While the forex markets have been maturing since the 1970s, virtual currencies have only been in existence since 2009. Their origin and rise to prominence have been purely through trading, with very little use outside of financial markets. As such, the value of virtual currencies has been primarily speculative and based on the short and long term investments as well as volatility trading.
The traditional on and off ramps from fiat currencies to the virtual world have been either through retail aggregators, in the form of “cryptocurrency exchanges”, or through OTC trades and brokers. Until recently, regulation has stopped banks from participating, but that has started to change with many banks setting up trading desks and accepting deposits. This opens the doors to dual-purpose banks that act as dealers in the forex markets, but also dealers in virtual currencies.
While foreign currency markets are separated into inter-dealer and customer service networks, virtual currencies are separated into fiat and virtual domains. Virtual currencies only exist within the virtual domain, while fiat currencies flow primarily between three different actors - retail aggregators, OTC dealers, and more recently bank platforms. Retail aggregators consist of virtual currency exchanges where retail trades occur, whereas larger trades take place through OTC desks given their better tolerance for slippage risk common to illiquid markets. Bank platforms are emerging as regulators begin to authorize the first “crypto-banks” to be licensed.

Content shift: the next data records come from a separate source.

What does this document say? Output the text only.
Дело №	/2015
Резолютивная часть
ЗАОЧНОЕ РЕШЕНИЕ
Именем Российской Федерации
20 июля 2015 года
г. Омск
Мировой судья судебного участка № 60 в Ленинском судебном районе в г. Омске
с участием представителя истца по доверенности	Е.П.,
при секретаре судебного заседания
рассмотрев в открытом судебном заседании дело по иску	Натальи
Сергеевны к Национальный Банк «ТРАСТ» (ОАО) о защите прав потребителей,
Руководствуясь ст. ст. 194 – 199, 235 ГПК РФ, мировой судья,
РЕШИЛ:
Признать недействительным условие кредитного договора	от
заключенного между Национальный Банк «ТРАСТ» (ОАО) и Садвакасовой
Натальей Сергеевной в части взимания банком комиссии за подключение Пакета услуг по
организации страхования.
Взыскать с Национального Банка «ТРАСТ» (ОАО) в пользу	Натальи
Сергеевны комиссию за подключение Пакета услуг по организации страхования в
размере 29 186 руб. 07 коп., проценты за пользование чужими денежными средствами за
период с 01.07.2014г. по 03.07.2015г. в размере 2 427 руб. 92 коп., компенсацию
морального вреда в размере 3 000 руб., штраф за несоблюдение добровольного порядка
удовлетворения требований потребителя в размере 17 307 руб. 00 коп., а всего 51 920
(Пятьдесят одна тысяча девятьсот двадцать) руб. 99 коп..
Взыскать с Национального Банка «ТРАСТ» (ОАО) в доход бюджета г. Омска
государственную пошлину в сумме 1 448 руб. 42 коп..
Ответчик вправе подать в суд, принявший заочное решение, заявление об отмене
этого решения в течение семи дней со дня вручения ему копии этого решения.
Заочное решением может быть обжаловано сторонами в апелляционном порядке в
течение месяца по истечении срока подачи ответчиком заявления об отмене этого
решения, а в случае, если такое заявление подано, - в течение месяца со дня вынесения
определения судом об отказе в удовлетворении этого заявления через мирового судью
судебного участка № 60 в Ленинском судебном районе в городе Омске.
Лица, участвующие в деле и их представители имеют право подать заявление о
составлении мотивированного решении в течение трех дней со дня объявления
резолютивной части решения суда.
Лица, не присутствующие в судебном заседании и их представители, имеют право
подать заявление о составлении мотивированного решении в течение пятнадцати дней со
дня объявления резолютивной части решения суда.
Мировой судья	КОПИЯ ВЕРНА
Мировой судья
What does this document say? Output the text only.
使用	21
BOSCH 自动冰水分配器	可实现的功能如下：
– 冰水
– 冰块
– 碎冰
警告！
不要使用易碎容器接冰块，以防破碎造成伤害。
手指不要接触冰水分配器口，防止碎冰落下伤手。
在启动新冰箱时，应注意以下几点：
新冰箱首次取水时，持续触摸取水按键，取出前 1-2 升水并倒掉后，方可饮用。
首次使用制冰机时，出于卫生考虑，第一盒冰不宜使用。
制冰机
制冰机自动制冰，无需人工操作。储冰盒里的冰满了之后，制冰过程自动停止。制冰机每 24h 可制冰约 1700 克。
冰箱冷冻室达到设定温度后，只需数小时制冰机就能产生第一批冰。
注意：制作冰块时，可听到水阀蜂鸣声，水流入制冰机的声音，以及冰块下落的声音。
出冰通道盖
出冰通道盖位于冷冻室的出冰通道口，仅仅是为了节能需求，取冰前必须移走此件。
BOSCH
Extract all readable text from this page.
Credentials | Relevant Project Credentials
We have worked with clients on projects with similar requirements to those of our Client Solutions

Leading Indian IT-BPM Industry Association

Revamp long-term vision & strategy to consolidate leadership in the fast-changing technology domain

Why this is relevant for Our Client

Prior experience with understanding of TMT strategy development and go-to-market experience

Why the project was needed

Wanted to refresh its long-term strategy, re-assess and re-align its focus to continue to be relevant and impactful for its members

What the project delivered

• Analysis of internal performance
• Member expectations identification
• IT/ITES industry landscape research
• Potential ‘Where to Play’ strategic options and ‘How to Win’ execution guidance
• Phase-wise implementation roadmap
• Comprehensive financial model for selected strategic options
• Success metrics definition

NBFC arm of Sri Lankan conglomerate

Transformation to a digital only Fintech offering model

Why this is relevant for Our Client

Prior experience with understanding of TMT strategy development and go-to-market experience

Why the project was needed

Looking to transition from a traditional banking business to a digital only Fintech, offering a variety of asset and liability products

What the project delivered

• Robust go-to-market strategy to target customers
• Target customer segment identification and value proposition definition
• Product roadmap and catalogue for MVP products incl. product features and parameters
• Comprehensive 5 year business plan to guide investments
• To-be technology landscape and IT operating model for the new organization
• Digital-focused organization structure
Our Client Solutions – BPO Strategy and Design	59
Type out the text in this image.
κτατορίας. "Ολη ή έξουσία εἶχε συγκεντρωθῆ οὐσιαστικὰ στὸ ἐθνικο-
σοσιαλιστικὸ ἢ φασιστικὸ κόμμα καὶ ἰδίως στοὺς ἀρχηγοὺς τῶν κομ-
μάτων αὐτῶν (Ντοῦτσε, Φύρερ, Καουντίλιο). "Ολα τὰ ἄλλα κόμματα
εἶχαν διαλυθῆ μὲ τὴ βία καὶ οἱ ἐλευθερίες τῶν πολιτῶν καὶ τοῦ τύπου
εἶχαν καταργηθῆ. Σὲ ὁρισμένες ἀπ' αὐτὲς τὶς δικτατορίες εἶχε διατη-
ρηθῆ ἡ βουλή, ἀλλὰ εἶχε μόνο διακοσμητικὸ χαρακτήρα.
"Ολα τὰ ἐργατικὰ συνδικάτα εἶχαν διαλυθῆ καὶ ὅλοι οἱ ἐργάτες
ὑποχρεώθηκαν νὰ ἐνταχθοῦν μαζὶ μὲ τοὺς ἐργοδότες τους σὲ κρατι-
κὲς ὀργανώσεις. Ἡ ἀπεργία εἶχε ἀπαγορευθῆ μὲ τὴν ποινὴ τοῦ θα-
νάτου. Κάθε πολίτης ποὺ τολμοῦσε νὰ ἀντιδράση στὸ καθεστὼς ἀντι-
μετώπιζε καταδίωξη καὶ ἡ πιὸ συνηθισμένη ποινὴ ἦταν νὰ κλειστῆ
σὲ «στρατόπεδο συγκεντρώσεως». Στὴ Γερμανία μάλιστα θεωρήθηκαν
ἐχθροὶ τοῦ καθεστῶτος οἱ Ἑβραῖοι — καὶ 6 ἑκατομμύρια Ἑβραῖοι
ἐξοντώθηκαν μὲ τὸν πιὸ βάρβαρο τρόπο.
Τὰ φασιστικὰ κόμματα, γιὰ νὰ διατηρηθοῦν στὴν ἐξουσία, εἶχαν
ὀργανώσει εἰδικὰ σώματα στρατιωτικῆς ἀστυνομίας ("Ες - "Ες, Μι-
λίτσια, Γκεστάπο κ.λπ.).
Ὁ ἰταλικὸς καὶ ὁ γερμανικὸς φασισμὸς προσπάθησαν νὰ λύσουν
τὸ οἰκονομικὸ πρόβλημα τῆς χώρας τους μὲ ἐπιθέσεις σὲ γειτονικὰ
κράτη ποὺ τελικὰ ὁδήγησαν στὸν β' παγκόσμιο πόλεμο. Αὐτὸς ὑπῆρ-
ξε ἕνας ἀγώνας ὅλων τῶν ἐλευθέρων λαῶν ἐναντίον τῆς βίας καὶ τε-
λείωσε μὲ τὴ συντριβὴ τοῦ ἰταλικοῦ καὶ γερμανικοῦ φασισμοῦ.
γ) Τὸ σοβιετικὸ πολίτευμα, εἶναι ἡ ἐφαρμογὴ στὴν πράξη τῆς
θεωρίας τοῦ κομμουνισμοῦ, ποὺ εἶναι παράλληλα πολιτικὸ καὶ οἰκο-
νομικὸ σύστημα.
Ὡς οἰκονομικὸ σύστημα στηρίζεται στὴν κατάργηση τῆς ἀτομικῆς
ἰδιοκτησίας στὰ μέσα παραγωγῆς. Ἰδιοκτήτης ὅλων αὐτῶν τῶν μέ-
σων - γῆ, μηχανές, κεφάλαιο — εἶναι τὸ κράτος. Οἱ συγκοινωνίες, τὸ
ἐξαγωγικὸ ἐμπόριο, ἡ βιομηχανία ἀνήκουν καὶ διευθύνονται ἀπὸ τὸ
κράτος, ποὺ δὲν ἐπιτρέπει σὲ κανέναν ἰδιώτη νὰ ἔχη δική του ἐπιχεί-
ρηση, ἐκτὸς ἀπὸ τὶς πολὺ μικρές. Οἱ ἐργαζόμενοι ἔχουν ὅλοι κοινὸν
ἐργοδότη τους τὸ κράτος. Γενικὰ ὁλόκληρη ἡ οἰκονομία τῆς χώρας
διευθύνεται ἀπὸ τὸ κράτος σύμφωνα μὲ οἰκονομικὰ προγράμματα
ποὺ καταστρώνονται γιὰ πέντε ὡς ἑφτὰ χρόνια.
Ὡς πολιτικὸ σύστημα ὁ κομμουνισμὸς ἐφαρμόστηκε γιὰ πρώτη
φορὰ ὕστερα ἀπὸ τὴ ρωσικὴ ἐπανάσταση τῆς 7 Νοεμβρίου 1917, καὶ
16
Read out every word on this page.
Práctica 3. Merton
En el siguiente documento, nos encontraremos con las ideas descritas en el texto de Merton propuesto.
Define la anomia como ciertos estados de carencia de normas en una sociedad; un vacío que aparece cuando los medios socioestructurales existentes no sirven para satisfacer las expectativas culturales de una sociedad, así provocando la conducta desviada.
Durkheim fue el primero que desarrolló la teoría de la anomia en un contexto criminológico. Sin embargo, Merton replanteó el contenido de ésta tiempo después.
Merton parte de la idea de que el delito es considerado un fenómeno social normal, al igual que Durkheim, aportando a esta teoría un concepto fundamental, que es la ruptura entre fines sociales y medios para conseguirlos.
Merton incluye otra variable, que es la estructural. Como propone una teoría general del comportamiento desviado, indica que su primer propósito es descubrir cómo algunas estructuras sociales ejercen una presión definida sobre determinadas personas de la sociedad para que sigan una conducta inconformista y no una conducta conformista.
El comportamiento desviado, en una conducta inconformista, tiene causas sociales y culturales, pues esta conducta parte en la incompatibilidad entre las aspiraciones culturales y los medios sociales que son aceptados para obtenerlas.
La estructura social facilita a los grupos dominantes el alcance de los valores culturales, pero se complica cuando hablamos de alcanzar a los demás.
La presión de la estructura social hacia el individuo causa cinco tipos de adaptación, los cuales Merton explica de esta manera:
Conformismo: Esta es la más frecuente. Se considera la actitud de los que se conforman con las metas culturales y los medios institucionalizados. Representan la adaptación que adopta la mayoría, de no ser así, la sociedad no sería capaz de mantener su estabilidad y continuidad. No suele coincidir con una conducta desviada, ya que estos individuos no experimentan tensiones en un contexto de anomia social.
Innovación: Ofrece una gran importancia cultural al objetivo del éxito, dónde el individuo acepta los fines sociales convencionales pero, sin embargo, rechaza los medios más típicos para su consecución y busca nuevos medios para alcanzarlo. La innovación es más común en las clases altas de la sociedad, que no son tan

Within the virtual domain, flows are highly interconnected between all parties with permissionless access to decentralized exchanges as well as other platforms. The network effects created by this interconnectedness is the primary advantage. Volatility, regulations, lack of infrastructure, and limited on-ramps from fiat currency are restricting virtual currencies from being used as the mainstream payment vehicle. The primary on-ramps are through retail aggregators as well as OTC desks managed by the same retail aggregators.